Using Config Connector for referencing existing cloud resources

[eyalzek]

Describe the feature or resource

Basically, I would like to create a resource that only fetches a reference to an existing resource (in terraform terms this would be a data source as opposed to resource), e.g:

---
apiVersion: sql.cnrm.cloud.google.com/v1beta1
kind: SQLInstance
metadata:
  annotations:
    cnrm.cloud.google.com/project-id: ${GCP_PROJECT}
  name: mysql-instance

and this will look for an existing resource (as it does now), but instead of creating it if it doesn't exist or updating it's spec, just keep a reference of it's status and possibly spec.

Importance

This feature would be a nice-to-have. One of the benefits of using config connector, is that in certain cases you get access to attributes of a the cloud resource you created and this saves you the trouble of "hardcoding" those values. An example would be creating a SQLInstance and using composable to create an endpoint + svc to point to this instance. However, sometimes we prefer provisioning these resources with other tools (namely terraform) since it fits our use case and workflow much better. We can still create an endpoint and "hardcode" the IP of the instance (again, staying in the sql instance scenario), but it would have nice to get that benefit of referencing a resource without necessarily managing it with config connector. In terms of implementation, I can see this functionality being trigger by an annotation, for example cnrm.cloud.google.com/management-policy: reference/manage or something similar.

[xiaobaitusi]

Hi @eyalzek, we have heard this feature request from other channels as well and have added it into our backlog. We will let you know when we have more information.

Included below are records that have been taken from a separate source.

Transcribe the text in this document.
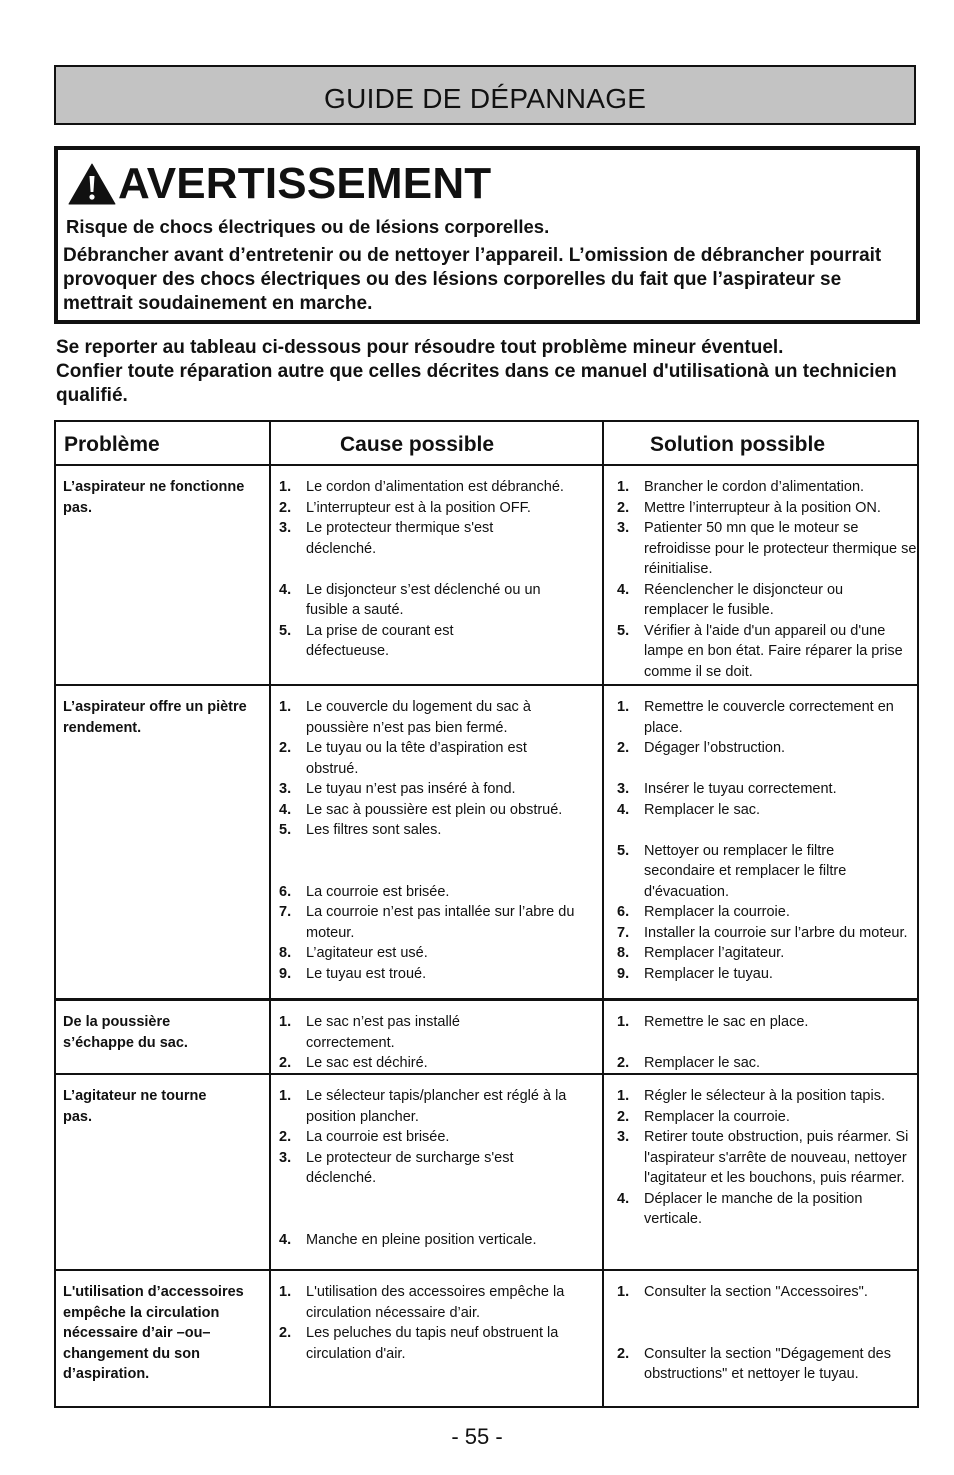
GUIDE DE DÉPANNAGE
AVERTISSEMENT
Risque de chocs électriques ou de lésions corporelles.
Débrancher avant d’entretenir ou de nettoyer l’appareil. L’omission de débrancher pourrait provoquer des chocs électriques ou des lésions corporelles du fait que l’aspirateur se mettrait soudainement en marche.
Se reporter au tableau ci-dessous pour résoudre tout problème mineur éventuel.
Confier toute réparation autre que celles décrites dans ce manuel d'utilisationà un technicien qualifié.
Problème	Cause possible	Solution possible
L’aspirateur ne fonctionne pas.
1. Le cordon d’alimentation est débranché.
2. L’interrupteur est à la position OFF.
3. Le protecteur thermique s'est déclenché.
4. Le disjoncteur s’est déclenché ou un fusible a sauté.
5. La prise de courant est défectueuse.
1. Brancher le cordon d’alimentation.
2. Mettre l’interrupteur à la position ON.
3. Patienter 50 mn que le moteur se refroidisse pour le protecteur thermique se réinitialise.
4. Réenclencher le disjoncteur ou remplacer le fusible.
5. Vérifier à l'aide d'un appareil ou d'une lampe en bon état. Faire réparer la prise comme il se doit.
L’aspirateur offre un piètre rendement.
1. Le couvercle du logement du sac à poussière n’est pas bien fermé.
2. Le tuyau ou la tête d’aspiration est obstrué.
3. Le tuyau n’est pas inséré à fond.
4. Le sac à poussière est plein ou obstrué.
5. Les filtres sont sales.
6. La courroie est brisée.
7. La courroie n’est pas intallée sur l’abre du moteur.
8. L’agitateur est usé.
9. Le tuyau est troué.
1. Remettre le couvercle correctement en place.
2. Dégager l’obstruction.
3. Insérer le tuyau correctement.
4. Remplacer le sac.
5. Nettoyer ou remplacer le filtre secondaire et remplacer le filtre d'évacuation.
6. Remplacer la courroie.
7. Installer la courroie sur l’arbre du moteur.
8. Remplacer l’agitateur.
9. Remplacer le tuyau.
De la poussière s’échappe du sac.
1. Le sac n’est pas installé correctement.
2. Le sac est déchiré.
1. Remettre le sac en place.
2. Remplacer le sac.
L’agitateur ne tourne pas.
1. Le sélecteur tapis/plancher est réglé à la position plancher.
2. La courroie est brisée.
3. Le protecteur de surcharge s'est déclenché.
4. Manche en pleine position verticale.
1. Régler le sélecteur à la position tapis.
2. Remplacer la courroie.
3. Retirer toute obstruction, puis réarmer. Si l'aspirateur s'arrête de nouveau, nettoyer l'agitateur et les bouchons, puis réarmer.
4. Déplacer le manche de la position verticale.
L'utilisation d’accessoires empêche la circulation nécessaire d’air –ou– changement du son d’aspiration.
1. L'utilisation des accessoires empêche la circulation nécessaire d’air.
2. Les peluches du tapis neuf obstruent la circulation d'air.
1. Consulter la section "Accessoires".
2. Consulter la section "Dégagement des obstructions" et nettoyer le tuyau.
- 55 -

Thanks for opening this enhancement issue!

[snuggie12]

I'd also like to add another benefit of this is certain chicken and egg resources can't be created by config connector such as the k8s cluster itself or the network underneath it but several resources have refs to networks so a read-only config connector resource would be great.

[bluemalkin]

This would be hugely handy. Really need something similar to Terraform's data sources. Especially since some name references must be the full ID (rather than the display name).

[sf-vorlov]

Any update on this feature request?

[sanketnadkarni]

probably you can import /export the resources into the KCC by using the binary config-connector, found here

further details on importing / exporting a single resource can be found here

there are options to bulk import / export also.

[snuggie12]

Any updates on this? Does server-side apply or the state into spec annotation solve this at all?

[diviner524]

We've had some previous discussions about this, and it's possible that we'll introduce a read-only mode for Config Connector. In this mode, Config Connector would solely be used to retrieve existing resources without making any updates.

There isn't a set timeline for implementing this feature at the moment.

[snuggie12]

We've had some previous discussions about this, and it's possible that we'll introduce a read-only mode for Config Connector. In this mode, Config Connector would solely be used to retrieve existing resources without making any updates.

There isn't a set timeline for implementing this feature at the moment.

@diviner524 the whole config connector is read-only or a resource is able to be read-only? For example, we have a config connector in one cluster creating a Project but then in another cluster we want the Project to be read-only so it can be used to reference for another type of resource (let's say a SQLInstance). We would want config-connector to not be read-only so it can create the SQLInstance but we do want the Project resource to be read-only. Does this line up with your current thinking?

[diviner524]

I am not actively working on the Config Connector project now, so not sure if this is currently being worked on.

@justinsb and @cheftako should be able to share more thoughts on the design.

[yinzara]

This is definitely something very important for us as well. Without this we can't migrate from custom helm operators that do similar things to this helm operator.